Feeding sugar syrup to bees

Feeding sugar syrup to bees

There's been a few problems this year with high C4 sugar readings in manuka honey in the whole industry.

Honey that is exported has to pass a whole raft of tests, including normal food-type tests - does it contain poisons such as tutin, does it contain bacteria, does it contain impurities - plus some special honey tests. And testing for adulteration with sugar is one.

In this blog post I talk about ways that manuka honey fraud might happen.
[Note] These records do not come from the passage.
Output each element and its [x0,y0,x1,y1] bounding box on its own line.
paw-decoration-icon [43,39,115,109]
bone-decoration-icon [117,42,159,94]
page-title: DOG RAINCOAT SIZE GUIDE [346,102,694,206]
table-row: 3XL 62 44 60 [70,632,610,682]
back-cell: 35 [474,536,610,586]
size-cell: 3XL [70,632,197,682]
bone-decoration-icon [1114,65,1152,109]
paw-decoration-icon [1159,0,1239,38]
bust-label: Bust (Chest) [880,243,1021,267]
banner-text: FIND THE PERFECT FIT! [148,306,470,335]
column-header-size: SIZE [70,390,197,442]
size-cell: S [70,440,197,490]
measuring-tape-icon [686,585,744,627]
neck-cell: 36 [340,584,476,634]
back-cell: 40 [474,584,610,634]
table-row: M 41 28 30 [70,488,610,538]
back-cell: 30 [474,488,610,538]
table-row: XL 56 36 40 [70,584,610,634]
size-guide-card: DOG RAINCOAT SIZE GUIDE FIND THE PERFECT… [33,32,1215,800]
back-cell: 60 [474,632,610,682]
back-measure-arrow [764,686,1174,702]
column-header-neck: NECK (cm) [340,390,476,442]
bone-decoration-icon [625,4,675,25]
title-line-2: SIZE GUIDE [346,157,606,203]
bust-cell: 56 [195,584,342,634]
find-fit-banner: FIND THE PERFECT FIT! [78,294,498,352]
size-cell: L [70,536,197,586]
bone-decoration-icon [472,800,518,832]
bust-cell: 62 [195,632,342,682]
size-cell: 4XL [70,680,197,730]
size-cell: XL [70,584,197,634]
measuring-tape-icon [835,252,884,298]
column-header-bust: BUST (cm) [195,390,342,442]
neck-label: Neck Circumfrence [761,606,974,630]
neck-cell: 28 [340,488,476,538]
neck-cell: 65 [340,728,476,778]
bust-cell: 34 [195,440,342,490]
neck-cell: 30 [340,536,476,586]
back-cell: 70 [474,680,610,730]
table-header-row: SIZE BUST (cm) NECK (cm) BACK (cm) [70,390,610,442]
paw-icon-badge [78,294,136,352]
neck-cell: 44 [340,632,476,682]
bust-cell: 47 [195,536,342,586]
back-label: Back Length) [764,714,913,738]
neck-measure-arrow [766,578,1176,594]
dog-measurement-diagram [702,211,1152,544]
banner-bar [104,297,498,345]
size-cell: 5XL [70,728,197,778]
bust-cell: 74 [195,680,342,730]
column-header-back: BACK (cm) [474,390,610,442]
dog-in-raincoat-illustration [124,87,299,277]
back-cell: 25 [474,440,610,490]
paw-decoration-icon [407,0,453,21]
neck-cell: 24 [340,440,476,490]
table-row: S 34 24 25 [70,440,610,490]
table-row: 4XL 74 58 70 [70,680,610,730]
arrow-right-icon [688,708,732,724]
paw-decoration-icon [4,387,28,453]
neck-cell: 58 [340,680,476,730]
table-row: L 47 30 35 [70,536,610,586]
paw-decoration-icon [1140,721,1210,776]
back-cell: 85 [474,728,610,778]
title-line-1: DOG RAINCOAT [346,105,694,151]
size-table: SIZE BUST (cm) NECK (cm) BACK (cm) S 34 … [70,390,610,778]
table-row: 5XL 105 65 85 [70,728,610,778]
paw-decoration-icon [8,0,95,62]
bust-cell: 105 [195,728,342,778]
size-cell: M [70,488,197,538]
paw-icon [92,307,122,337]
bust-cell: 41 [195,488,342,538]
Now I don't really want to give a primer on how to beat the system (and my brain is far too pure to even be good at it, heh!), but one other way that honey fraud can happen is adding sugar to honey.

I think the basic motivation to adding sugar is effectively diluting the honey with sweetness, so you make more jars from the same amount of honey.

And you can test for this with the C4 sugar test. If your honey has more than 7% C4 sugar, it fails. Check out Analytica Laboratories excellent description.

Feeding sugar syrup to hives

One way C4 sugar might show up in honey is if the bees have been fed sugar at the wrong time. Especially if the honey is harvested early in the season. Check out Analytica's more in depth report here, if you like the science.

We've had some manuka honey unexpectedly rejected this year too.

So our first question to ourselves was to review our processes. Were we feeding sugar syrup to our hives too close to nectar flow? Or maybe we were feeding sugar to our nucs and they were too close to our productive hives and some robbing was occurring?

Always room for improvement, right?

But nope, all looks pretty good.

So, what else could be going on? And it is a problem that has affected lots of beekeepers this year too, for some reason.

Special manuka honey properties and C4 sugar

Manuka honey initially contains high levels of DHA. Over time the DHA converts to MGO. And MGO gives manuka honey it's magical properties.

But the chemical process of DHA to MGO also messes with the C4 sugar readings. Or so it seems.

I'm paraphrasing wildly here, and the science is not yet conclusive, but if you really want the down and dirty on all this science try these 2 articles 'The Unique Manuka Effect' and 'Adulteration Identification'.

What is 'C4' sugar anyway? (bonus points for science geeks)

Why not just 'sugar'?

Again, the short answer: there are 3 types of ways that nature stores carbon (C) in plants through photosynthesis. Two of them are called C3 from a system called the Calvin cycle, and it produces nectar.

The other method is for producing cane sugar and high fructose corn sugar, as in maize, and is called C4 sugars (system is called Hatch-Slack cycle, don't you love it?).

And you can test for each type. Using, if you must know, isotope ratio mass spectroscopy (IRMS).

And if you are still with me here, perhaps you'd like to write me a little blog post outlining all the technicalities? Contributions always appreciated!

 

But what we all really want is our honey to not be rejected unfairly. Currently all you can do is mix it with other honey so the levels drop to below 7%, a bit like you do with tutin honey.

I guess the scientists, and hopefully MPI's review of manuka honey will cover some of these issues. Fingers crossed. I seem to be saying that a bit lately.